Not so long ago, the war between Ms A and Mr B would have been waged in the form of containable skirmishes on accepted battlegrounds. There would have been tension at meetings, bitchy gossip in the pub after work. Memos might have been exchanged, but the fact that time would have elapsed between dictation and signature would have kept the lid on the dispute. There might have been words on the telephone but they would have been more guarded, less openly hostile, than anything typed in the heat of the moment on to a computer screen.

E-mail is lethal. It involves a volatile combination of immediacy and facelessness, allowing a combatant to hone the perfect, poisonous response, to strike back while emotions are high. Communicating in this way is like trying to send smoke signals by lighting a bush fire in a gale.

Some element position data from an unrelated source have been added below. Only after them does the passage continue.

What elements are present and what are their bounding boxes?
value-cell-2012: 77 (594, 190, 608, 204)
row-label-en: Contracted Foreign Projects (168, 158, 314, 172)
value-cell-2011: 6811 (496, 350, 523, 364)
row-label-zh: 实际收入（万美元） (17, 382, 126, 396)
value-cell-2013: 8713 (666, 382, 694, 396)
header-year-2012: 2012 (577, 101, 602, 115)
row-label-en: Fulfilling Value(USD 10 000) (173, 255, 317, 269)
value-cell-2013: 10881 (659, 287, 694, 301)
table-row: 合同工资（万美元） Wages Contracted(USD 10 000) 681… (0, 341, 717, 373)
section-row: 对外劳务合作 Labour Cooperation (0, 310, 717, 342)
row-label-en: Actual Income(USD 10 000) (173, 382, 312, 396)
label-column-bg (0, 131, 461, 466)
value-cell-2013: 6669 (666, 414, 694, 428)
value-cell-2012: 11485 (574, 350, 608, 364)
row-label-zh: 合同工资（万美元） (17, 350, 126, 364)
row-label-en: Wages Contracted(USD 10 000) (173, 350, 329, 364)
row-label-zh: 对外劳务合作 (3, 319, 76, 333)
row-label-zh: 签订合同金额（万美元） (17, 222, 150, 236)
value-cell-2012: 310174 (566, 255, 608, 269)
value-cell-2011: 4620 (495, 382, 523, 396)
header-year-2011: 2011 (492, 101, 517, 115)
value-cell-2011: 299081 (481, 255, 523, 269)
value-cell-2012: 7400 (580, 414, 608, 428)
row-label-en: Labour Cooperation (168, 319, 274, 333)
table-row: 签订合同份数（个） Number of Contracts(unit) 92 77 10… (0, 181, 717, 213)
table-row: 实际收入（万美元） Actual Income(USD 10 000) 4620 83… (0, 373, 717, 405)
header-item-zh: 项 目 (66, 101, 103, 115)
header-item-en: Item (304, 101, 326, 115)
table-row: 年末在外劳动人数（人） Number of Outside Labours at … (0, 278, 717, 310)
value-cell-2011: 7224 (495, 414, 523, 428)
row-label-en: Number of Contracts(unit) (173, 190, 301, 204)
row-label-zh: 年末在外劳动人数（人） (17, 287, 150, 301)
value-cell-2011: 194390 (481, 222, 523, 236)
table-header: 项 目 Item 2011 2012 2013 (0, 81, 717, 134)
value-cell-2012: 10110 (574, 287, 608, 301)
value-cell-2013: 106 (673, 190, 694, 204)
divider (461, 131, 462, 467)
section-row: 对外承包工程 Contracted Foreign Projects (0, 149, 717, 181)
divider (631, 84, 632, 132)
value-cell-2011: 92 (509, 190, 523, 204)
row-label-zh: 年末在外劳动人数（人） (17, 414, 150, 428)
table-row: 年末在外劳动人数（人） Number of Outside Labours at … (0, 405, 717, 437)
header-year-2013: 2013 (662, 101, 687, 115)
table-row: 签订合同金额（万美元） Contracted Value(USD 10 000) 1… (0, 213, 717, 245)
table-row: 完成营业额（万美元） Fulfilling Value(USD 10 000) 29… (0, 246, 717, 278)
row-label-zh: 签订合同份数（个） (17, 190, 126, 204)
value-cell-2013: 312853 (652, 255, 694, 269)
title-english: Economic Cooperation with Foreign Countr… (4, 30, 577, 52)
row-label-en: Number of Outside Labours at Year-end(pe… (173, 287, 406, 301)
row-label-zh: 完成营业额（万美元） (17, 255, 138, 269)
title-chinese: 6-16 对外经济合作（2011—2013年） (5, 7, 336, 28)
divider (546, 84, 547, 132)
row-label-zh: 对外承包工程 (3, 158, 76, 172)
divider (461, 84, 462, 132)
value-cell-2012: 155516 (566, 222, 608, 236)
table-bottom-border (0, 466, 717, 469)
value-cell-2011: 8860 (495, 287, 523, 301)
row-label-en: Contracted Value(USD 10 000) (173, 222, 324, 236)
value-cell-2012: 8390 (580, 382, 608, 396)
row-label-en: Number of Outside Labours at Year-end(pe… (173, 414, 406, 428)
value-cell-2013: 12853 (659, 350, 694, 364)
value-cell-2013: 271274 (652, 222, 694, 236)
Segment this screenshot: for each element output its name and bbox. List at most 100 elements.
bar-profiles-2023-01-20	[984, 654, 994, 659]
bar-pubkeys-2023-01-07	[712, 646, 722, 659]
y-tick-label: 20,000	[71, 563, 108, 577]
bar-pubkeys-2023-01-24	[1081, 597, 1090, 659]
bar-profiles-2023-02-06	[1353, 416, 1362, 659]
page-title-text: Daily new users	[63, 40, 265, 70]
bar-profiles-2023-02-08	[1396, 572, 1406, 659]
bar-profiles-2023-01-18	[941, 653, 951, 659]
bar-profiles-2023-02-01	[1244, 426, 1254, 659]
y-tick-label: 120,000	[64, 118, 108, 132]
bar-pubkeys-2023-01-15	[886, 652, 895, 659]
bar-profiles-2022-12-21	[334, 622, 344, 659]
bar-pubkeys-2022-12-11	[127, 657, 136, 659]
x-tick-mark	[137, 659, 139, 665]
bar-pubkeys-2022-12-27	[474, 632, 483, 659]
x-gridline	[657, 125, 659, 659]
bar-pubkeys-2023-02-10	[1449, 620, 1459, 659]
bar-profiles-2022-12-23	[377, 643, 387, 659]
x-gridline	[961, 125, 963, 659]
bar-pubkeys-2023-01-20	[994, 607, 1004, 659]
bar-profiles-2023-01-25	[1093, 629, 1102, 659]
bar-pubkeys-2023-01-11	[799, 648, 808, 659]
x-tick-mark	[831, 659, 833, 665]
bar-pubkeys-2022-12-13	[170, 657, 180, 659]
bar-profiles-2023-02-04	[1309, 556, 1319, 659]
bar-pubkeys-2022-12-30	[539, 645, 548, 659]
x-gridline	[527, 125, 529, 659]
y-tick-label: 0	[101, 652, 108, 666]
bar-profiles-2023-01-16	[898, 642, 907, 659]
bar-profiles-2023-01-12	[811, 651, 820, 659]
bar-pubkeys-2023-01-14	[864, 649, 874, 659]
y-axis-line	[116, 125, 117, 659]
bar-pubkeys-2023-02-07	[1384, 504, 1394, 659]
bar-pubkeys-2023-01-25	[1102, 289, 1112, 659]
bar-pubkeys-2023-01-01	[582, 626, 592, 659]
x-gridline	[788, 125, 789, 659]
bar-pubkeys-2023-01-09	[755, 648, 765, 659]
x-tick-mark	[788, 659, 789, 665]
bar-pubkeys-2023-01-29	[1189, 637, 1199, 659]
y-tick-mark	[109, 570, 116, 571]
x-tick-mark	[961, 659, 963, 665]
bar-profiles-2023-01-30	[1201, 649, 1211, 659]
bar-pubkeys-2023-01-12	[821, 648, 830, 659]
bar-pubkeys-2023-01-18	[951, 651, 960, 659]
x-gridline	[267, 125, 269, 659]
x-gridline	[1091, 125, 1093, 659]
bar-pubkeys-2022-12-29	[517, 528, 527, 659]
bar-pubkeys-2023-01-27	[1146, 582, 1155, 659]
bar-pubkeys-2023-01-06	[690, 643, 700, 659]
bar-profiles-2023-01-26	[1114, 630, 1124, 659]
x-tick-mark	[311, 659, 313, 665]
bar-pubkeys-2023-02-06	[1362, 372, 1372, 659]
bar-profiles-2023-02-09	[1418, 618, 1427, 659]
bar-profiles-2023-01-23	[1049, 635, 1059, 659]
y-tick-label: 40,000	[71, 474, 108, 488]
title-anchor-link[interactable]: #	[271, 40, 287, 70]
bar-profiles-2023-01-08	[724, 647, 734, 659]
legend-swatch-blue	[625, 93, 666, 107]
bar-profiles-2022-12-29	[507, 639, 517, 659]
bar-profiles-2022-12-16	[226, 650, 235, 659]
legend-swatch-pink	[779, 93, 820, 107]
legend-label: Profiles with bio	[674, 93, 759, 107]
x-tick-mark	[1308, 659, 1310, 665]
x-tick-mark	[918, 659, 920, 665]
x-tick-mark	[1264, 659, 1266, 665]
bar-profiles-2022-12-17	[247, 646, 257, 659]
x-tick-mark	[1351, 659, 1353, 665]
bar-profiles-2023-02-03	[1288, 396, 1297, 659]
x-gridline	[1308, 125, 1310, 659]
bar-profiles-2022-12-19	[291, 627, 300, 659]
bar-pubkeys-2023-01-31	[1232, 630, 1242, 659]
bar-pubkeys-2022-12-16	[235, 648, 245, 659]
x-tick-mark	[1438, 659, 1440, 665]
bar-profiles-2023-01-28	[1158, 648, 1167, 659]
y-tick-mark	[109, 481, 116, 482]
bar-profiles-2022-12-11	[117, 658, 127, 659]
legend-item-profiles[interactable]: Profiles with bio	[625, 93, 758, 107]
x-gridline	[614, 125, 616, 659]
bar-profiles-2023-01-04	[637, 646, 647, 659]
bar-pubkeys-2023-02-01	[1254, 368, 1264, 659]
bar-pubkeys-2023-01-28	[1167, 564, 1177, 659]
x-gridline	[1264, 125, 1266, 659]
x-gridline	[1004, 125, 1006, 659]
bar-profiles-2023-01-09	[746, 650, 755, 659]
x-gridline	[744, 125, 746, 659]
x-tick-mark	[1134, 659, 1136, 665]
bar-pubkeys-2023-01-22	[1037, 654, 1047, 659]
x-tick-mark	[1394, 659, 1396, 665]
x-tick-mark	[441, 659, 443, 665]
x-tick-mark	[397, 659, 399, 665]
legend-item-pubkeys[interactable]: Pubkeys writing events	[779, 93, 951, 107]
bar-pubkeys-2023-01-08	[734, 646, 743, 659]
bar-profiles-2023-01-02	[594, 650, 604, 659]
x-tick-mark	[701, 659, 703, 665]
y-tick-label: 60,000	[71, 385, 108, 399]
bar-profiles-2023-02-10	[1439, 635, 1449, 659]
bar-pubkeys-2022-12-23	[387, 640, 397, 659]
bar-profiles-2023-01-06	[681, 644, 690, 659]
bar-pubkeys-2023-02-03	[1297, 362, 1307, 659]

One might expect, in an age of image management, that the new technology would offer concealment, a general smoothing of relations. Yet electronic mail offers the most devastatingly honest, unmediated form of written contact that humans have ever had.

Even the e-mail etiquette is revealing. Those who write with the edgy formality of a conventional letter, complete with paragraphs and careful punctuation, are attempting, usually without success, to distance themselves from its rush and intimacy. Others, who breathlessly dispense with capitalisation and rely on cybernetic abbreviations, are flagging a secondary message in their communication: I am busy, on the cutting edge, gotta run.

No wonder that, while A and B discovered that their mutual rage had been stoked by e-mail, others are being drawn irresistibly into e-friendship, e-lust and e-love. Electronic communication offers a direct route to the inner person, bypassing the various embarrassments and distractions that tend to impede the face-to-face or voice-to-voice contact. It allows you to be more self-revealing and yet more articulate and brave than you might be in person.

Those who find soulmates through the Net are not succumbing to a fake, cybernetic experience but to the real thing: an attraction beyond the irrelevancies of looks, background, accent or personal circumstances. It should come as no surprise when a relationship seeded in contact through two computer screens bursts into flower when the two communicators finally meet in the flesh.

For those of us who express opinions publicly and leave an electronic calling card, the result can be a response from readers more openly irritated, garrulous, jokey or flirtatious than it would be in a letter. These reactions are like all e-contact - immediate, honest and, just now and then, slightly alarming.